TrackControls() // Safe. No recomposition.
// Pass a lambda. The read happens INSIDE the ProgressBar.
ProgressBar(positionProvider = { positionState.value })
}
}
3. The Scroll State Disaster
This is the #1 cause of lag in Compose applications. Let's say you want to hide a Floating Action Button (FAB) when the user scrolls down a LazyColumn.

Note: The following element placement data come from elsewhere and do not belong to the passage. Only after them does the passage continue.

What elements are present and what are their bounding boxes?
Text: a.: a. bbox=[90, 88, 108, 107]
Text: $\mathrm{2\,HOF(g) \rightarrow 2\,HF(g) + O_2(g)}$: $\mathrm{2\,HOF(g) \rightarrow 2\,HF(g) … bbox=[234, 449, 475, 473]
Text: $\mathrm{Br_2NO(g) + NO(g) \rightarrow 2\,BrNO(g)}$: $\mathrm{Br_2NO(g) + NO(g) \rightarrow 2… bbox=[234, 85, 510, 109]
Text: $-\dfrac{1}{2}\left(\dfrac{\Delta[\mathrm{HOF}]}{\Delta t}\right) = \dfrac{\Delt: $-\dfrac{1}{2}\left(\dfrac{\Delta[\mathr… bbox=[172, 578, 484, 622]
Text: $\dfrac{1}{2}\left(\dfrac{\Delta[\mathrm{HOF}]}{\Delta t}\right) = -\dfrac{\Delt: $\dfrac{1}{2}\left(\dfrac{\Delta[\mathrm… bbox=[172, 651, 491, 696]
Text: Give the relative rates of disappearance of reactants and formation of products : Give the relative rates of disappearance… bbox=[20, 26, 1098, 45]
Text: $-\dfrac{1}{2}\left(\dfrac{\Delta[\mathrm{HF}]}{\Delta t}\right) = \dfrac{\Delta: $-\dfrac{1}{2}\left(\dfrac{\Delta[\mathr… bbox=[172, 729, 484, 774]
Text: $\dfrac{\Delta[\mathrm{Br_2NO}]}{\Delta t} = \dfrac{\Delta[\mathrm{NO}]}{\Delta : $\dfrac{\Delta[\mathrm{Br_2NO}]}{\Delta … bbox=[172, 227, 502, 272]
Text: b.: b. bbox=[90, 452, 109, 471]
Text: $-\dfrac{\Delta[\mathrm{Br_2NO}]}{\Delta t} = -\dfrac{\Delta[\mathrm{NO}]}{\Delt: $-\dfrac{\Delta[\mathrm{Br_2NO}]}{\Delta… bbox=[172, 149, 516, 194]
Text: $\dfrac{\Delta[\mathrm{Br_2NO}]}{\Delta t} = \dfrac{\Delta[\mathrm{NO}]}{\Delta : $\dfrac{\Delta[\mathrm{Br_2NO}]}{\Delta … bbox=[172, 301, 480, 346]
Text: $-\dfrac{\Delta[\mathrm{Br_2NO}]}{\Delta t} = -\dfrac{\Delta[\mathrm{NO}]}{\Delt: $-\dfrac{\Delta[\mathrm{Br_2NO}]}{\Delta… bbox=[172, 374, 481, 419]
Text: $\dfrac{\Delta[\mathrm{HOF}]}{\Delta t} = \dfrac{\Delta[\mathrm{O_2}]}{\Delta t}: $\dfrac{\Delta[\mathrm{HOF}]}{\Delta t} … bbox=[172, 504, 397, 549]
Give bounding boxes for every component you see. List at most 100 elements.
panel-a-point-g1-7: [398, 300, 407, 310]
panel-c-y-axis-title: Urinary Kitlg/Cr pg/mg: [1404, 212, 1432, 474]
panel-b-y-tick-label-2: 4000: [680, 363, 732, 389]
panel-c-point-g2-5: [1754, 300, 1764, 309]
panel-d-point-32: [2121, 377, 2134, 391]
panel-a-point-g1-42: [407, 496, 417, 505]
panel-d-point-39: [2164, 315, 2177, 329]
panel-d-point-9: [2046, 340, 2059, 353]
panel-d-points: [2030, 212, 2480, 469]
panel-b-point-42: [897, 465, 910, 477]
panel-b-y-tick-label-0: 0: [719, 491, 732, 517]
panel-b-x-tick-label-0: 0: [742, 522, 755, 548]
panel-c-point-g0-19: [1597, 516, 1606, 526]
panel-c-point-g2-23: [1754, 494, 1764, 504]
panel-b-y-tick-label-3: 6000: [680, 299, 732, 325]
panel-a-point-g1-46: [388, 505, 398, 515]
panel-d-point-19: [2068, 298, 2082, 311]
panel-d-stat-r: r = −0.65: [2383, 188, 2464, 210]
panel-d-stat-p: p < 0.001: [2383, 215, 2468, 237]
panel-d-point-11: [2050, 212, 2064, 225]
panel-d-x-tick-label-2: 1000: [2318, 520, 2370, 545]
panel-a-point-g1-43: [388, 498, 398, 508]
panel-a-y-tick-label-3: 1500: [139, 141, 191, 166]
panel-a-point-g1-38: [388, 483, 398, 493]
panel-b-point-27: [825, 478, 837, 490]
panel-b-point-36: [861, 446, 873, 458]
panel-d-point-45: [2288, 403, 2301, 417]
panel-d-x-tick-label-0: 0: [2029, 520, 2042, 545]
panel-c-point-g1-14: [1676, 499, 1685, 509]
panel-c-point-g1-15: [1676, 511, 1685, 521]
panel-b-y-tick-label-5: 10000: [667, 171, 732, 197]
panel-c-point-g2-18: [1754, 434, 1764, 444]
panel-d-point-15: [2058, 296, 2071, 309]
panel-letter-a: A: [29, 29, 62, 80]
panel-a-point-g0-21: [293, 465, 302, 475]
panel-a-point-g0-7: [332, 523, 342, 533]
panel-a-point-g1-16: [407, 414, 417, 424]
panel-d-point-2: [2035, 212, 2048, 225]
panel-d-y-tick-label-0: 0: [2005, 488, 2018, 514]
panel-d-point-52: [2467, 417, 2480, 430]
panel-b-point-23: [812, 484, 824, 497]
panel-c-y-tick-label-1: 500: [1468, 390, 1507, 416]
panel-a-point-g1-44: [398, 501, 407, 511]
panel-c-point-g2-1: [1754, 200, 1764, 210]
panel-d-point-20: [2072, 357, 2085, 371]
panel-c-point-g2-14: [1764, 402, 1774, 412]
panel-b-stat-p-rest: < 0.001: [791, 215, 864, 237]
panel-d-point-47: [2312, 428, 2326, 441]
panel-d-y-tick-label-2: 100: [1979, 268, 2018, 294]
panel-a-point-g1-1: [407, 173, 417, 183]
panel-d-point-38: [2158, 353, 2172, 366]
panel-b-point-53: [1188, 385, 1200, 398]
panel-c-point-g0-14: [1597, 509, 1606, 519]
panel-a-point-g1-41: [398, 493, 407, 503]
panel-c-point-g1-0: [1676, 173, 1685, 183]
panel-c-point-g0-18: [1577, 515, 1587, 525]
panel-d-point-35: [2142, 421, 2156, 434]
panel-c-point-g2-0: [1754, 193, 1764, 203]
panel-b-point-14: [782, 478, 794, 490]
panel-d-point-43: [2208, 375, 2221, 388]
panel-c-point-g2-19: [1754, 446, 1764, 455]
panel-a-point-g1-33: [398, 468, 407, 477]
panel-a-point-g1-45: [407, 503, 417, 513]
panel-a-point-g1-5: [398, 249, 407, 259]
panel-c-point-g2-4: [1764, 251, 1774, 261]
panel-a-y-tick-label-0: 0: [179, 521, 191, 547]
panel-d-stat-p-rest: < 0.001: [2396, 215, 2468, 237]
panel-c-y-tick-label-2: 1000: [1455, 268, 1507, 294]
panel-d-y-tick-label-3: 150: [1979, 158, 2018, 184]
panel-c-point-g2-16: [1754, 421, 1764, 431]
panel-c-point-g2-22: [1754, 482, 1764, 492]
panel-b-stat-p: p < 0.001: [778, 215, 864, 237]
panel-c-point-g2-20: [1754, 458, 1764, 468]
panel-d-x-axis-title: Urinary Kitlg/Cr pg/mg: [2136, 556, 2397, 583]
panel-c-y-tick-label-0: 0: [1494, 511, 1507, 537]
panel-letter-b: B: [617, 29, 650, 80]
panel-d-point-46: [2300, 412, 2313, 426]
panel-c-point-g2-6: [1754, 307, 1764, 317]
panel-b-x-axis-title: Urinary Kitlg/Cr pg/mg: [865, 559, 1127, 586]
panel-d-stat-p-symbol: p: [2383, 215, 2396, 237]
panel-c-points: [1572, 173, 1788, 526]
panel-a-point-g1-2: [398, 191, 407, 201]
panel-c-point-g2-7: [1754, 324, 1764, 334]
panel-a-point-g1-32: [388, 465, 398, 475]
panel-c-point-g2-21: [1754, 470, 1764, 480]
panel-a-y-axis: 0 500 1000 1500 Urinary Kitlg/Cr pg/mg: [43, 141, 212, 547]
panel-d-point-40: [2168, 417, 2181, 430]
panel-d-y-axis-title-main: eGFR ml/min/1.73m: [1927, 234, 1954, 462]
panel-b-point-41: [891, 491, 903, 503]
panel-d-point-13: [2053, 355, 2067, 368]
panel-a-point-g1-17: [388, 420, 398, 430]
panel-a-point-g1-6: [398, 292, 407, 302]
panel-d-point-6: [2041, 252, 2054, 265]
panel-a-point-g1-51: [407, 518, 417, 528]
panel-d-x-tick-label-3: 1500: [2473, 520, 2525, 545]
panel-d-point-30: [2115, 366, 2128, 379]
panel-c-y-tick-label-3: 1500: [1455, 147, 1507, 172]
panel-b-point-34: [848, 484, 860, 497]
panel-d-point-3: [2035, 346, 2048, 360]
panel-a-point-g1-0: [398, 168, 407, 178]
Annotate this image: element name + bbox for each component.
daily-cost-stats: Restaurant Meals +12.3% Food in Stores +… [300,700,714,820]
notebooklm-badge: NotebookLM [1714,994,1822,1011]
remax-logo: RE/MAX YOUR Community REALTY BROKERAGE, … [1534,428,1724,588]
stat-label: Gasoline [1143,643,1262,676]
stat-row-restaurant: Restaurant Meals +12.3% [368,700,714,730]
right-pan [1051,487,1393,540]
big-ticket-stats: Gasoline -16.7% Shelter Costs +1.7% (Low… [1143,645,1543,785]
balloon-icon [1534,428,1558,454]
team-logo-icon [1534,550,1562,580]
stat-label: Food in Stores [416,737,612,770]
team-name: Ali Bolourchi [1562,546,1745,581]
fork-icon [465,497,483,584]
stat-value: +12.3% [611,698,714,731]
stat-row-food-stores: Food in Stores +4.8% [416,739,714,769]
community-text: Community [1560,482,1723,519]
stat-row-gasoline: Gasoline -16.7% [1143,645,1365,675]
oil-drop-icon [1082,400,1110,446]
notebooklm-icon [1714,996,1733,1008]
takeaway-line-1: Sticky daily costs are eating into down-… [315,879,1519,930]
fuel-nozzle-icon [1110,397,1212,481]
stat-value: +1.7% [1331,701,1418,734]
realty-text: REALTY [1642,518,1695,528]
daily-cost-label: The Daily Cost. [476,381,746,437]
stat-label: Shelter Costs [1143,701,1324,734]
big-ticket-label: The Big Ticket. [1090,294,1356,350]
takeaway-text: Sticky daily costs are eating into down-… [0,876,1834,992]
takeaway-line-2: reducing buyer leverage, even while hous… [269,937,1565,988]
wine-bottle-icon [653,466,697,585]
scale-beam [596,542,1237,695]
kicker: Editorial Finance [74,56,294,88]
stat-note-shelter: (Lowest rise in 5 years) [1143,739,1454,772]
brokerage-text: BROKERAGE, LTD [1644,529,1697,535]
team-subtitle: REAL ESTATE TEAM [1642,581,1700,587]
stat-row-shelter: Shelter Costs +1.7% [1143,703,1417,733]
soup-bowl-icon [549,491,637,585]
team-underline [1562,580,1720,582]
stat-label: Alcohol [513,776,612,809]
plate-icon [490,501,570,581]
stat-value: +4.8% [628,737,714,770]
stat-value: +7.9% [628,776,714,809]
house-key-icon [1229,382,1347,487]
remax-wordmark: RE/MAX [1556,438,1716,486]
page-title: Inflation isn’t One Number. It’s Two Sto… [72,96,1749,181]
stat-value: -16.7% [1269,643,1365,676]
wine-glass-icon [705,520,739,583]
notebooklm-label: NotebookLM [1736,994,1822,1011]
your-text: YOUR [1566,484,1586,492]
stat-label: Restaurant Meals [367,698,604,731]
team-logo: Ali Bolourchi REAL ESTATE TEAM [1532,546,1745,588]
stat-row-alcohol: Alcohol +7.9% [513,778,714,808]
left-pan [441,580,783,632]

If you directly read listState.firstVisibleItemIndex inside your composable, you are telling Compose: "Redraw this entire screen every single time the user scrolls by one pixel."
// THE BROKEN WAY
@Composable
fun EventListScreen() {
val listState = rememberLazyListState()
// DISASTER: This evaluates on every single scroll frame
val showFab = listState.firstVisibleItemIndex == 0
Scaffold(
floatingActionButton = { if (showFab) AddEventFab() }
) { ... }
}
// XDROIDDEV OPTIMIZED
You must isolate the rapid scroll calculations using derivedStateOf. This tells Compose to ignore the thousands of scroll pixel updates and only trigger a recomposition when the boolean result actually flips from true to false.
@Composable
fun EventListScreen() {
val listState = rememberLazyListState()
// Buffer the calculation. Recomposes ONLY when the boolean actually changes.
val showFab by remember {
derivedStateOf { listState.firstVisibleItemIndex == 0 }
}
Scaffold(
floatingActionButton = { if (showFab) AddEventFab() }
) { ... }
}
4. Inline Allocations in the Recomposition Loop
During an animation or a heavy list scroll, a Composable might recompose dozens of times per second. If you are creating new objects, allocating new lists, or sorting data directly inside the Composable function, you are flooding the garbage collector. Eventually, the GC has to pause your app to clean up your mess, resulting in a massive dropped frame (jank).
// THE BROKEN WAY
@Composable
fun Dashboard(events: List<Event>) {
// Sorting inside the Composable!
// This happens 60 times a second during an animation.
val sortedEvents = events.sortedBy { it.date }
LazyColumn { ... }
}
// XDROIDDEV OPTIMIZED
Heavy lifting belongs in the ViewModel or the data layer. The UI layer should be absolutely dumb. It should only render what it is given. If you absolutely must process data in the UI, wrap it in remember with the proper keys.
@Composable
fun Dashboard(events: List<Event>) {
// Only runs the sort when the 'events' list actually changes
val sortedEvents = remember(events) {
events.sortedBy { it.date }
}
LazyColumn { ... }
}
5. The remember Illusion
A common mistake is thinking remember makes your data invincible. It doesn't.
remember only caches a value across recompositions. If the user rotates their device, switches to dark mode, or if the Android system temporarily kills your app in the background, your remember block is wiped out completely.
// THE BROKEN WAY
@Composable
fun SettingsScreen() {
// This state vanishes if the device is rotated
var isOfflineMode by remember { mutableStateOf(false) }
Switch(checked = isOfflineMode, onCheckedChange = { isOfflineMode = it })
}
// XDROIDDEV OPTIMIZED
For UI state that must survive configuration changes (like a toggle switch, text input, or scroll position), you must use rememberSaveable. This serializes the data into the Android Bundle and safely restores it.
@Composable
fun SettingsScreen() {
// Survives rotation, dark mode toggles, and process death
var isOfflineMode by rememberSaveable { mutableStateOf(false) }
Switch(checked = isOfflineMode, onCheckedChange = { isOfflineMode = it })
}
The Bottom Line
Jetpack Compose gives you incredible power to build dynamic, responsive interfaces with a fraction of the code required by XML. But with that power comes the responsibility of understanding how the engine actually works.
Stop blaming the framework. Use the Compose Compiler Metrics to check your class stability. Use the Layout Inspector to track your recomposition counts. Defer your state reads, lock down your lists with immutability, and keep your UI layer dumb.
Engineering Android is about structural integrity. Write clean code, and your frames will follow.